Ghana’s quest at playing a pivotal role in the oil and gas industry has received another significant boost with the design and fabrication of two topside FPSO modules at the Takoradi Port by wholly Ghanaian owned Belmet 7.
The two topside FPSO modules, which are a pigging skid and a hang-off platform, are the first to be designed and fabricated in-country, since the discovery of hydrocarbons in the country.
They will help address the turret-bearing challenges of FPSO Kwame Nkrumah and thereby restore it to its full operating capacity.
As part of efforts to rectify the turret-bearing failure, which affected the oil offloading capacity of FPSO Kwame Nkrumah, Tullow Oil in 2018 commissioned a 23-month project for the design, fabrication, installation and integration of an Oil Offloading System (OOSys).
Originally, works on such Oil Offloading Systems are awarded and done outside Ghana.
Tullow Oil awarded the contract to Subsea 7, a subsea engineering, construction and services company, which in turn subcontracted the fabrication of some of the project’s key components to Belmet 7, an Oil and Gas logistics fabrication company based in Takoradi, in December 2018.
The contract involves the design and fabrication of 7 suction piles, pigging skid and a hang-off platform, which are topside FPSO modules.
Of significance is the design and fabrication of the pigging skid and hang-off platform which will be the first to be done in-country since the discovery of oil and gas in Ghana in 2007.
Site Representative of Subsea 7 Theophilus Ofori said all the workers who did the design and fabrication were Ghanaians.
“We are very delighted to have achieved this feat. Almost everything about the pigging skid and hang-off platform was done here in the yard of Belmet 7. It has helped our engineers and the local companies because of the various roles that they all played. What you have witnessed here is we giving true meaning to our ability to participate in our oil and gas sector that is the local content agenda being pursued by the Petroleum Commission.”
He explained that the successful completion of the work will build the confidence of oil and gas operators in Ghana about the possibility of having such modules fabricated in-country.
“Normally, fabrication of these modules is done in Singapore, Malaysia, Indonesia and others. If the fabrication had happened outside the country, all the monies and associated benefits would have gone there. Now that we have been able to take on that challenge successfully all the benefits have stayed in Ghana. This will also show to oil and gas operators in the country that we are ready to take on other major components like the accommodation module, refinery/processing module, crude oil offloading module and others.”
Marketing and Public Relations Officer of the Takoradi Port Peter Amo Bediako said the Port has since the discovery of oil and gas in 2007 been strategically positioning itself to provide the needed platform for oil and gas services.
He said the Takoradi Port will continue to offer the necessary incentives to encourage more companies to be able to service the oil and gas industry.

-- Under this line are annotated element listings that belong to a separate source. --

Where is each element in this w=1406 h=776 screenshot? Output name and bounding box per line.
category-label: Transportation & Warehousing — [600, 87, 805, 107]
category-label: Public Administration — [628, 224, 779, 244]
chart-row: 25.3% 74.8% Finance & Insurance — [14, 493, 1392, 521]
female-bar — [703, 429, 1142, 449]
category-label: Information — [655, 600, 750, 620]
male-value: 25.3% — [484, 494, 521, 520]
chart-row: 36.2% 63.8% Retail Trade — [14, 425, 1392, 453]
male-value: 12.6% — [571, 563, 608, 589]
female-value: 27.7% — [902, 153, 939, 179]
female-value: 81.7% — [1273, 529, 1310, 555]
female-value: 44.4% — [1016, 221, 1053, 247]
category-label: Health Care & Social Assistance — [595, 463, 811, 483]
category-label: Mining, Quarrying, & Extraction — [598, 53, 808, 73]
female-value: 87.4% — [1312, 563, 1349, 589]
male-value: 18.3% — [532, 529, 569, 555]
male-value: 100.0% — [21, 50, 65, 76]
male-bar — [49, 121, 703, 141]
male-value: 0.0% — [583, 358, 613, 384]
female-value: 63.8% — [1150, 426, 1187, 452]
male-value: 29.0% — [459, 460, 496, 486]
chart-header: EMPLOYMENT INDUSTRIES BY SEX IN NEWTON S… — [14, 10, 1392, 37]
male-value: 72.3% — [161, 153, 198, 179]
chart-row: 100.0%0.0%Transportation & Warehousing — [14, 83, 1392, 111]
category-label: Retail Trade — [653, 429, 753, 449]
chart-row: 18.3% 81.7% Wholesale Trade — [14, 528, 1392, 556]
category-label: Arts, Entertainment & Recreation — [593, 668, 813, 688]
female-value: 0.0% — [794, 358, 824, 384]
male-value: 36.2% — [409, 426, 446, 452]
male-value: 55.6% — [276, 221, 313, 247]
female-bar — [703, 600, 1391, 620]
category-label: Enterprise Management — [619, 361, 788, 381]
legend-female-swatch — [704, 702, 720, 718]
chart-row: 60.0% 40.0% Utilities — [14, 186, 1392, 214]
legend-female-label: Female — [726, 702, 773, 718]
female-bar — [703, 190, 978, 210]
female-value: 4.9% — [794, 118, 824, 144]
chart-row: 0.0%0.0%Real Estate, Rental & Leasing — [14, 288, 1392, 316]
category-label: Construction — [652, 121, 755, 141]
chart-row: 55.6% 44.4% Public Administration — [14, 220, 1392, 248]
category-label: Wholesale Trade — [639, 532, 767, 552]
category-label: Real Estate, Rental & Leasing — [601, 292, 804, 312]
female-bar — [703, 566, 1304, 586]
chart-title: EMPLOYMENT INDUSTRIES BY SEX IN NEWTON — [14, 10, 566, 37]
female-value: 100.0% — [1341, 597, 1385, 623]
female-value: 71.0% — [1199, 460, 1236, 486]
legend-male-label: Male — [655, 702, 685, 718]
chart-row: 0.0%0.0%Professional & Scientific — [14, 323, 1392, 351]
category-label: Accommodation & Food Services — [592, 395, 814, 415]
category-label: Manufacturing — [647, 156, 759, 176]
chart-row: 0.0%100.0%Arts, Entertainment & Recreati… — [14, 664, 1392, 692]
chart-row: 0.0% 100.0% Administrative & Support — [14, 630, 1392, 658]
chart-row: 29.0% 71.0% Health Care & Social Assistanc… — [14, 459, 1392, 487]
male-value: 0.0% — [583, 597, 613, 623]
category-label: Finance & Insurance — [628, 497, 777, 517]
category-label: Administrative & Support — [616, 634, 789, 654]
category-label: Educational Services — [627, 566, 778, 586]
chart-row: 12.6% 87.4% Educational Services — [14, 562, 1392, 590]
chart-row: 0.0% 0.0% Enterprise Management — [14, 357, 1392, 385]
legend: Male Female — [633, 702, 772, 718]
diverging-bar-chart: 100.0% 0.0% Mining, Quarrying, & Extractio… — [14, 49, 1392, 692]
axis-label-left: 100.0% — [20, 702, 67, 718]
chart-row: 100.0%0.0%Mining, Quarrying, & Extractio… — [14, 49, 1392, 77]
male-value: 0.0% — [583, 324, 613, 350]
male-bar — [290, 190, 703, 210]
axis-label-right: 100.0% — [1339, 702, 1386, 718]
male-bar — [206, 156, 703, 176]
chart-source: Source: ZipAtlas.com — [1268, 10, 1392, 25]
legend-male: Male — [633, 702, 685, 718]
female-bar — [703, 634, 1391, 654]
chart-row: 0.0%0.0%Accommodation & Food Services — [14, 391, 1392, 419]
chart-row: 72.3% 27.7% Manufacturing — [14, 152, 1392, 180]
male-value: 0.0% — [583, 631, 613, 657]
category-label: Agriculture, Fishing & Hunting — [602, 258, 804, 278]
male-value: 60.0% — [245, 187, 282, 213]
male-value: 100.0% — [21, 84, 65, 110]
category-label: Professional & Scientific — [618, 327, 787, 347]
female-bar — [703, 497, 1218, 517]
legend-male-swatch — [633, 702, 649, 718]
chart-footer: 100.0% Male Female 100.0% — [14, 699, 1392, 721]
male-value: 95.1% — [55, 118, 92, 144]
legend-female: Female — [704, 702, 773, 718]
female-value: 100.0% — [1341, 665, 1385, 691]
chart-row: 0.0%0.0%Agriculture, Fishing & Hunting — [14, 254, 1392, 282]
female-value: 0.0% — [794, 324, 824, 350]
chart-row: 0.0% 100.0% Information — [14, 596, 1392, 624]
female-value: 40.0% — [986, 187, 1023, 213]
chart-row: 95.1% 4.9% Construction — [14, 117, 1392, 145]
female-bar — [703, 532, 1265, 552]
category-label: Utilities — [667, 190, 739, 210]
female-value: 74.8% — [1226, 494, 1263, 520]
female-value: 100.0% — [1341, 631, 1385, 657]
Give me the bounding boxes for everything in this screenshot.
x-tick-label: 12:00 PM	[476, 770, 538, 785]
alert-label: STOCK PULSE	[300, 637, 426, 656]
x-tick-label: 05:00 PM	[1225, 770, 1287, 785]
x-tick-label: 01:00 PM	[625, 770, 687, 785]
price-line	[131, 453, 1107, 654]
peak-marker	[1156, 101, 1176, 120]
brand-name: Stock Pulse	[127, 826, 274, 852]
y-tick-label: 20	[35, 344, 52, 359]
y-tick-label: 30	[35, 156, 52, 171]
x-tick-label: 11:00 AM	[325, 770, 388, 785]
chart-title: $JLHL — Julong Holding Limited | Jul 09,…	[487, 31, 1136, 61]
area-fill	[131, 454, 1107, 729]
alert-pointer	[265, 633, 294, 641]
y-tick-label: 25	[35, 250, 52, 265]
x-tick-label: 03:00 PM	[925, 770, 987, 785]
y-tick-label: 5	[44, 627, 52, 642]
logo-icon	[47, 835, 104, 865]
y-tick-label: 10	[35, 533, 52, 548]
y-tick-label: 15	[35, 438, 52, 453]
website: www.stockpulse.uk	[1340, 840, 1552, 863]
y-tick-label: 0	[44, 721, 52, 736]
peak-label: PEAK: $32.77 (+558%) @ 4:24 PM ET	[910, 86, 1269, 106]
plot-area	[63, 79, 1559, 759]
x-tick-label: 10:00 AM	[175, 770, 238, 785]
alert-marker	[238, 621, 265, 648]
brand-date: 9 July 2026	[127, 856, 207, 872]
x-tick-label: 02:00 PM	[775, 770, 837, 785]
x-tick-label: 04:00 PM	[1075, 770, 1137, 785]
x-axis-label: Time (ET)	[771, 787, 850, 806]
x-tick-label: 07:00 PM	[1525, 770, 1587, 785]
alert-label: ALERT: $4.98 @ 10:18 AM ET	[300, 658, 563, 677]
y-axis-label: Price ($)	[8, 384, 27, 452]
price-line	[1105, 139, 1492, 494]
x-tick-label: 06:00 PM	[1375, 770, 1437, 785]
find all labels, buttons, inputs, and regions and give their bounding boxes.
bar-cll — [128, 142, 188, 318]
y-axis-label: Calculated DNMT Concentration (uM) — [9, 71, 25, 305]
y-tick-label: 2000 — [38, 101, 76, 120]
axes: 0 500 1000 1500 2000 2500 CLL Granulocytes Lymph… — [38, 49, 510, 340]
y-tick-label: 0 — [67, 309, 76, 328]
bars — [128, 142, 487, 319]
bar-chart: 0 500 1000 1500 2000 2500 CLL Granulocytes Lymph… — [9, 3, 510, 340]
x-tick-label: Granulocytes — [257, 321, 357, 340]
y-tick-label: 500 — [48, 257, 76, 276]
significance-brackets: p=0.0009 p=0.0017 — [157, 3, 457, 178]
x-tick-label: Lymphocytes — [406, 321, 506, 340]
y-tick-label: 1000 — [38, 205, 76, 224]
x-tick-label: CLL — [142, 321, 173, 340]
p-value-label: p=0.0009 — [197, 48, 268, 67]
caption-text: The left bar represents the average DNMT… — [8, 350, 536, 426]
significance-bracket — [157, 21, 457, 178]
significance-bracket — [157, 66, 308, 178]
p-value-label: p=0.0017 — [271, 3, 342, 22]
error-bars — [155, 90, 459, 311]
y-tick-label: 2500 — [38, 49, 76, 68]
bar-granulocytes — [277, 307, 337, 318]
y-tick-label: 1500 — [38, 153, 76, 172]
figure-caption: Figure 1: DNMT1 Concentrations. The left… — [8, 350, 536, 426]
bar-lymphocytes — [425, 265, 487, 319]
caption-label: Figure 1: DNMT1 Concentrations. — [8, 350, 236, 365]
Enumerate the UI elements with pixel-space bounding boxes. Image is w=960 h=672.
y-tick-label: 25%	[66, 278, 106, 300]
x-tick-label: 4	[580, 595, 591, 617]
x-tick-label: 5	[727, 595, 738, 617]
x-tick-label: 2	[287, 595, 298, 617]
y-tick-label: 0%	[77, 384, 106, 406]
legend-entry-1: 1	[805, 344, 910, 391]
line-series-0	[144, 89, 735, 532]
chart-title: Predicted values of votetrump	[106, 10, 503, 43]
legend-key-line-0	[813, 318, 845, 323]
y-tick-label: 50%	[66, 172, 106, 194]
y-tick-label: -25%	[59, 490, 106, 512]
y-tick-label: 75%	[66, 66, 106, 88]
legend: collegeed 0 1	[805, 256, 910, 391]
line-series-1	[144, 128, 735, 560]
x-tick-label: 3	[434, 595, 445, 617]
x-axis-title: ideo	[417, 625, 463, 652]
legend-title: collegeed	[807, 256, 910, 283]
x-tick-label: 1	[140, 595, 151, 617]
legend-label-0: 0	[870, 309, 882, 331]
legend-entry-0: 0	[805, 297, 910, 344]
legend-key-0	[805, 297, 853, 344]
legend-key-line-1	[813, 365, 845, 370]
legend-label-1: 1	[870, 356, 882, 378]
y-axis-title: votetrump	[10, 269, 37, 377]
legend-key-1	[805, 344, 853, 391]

“We are on track in achieving our vision of becoming a dominant oil and gas services hub in West Africa. Since 2007 when oil was discovered in commercial quantities, the port has been strategically supporting not only the domestic oil and gas industry but in the whole of West Africa. In line with that, management decided to lease parts of the port to oil and gas support companies. And so, we have put in place a flexible regime to support any oil and gas industry and other industries to support the economic growth of Ghana.”
The design and fabrication of the topside FPSO modules is a major boost in the local content participation requirements of the Petroleum Commission with the attendant revenue flow to local content providers.
The project has also provided an avenue for skills transfer and capacity building in a very strategic area of the Oil and Gas sector.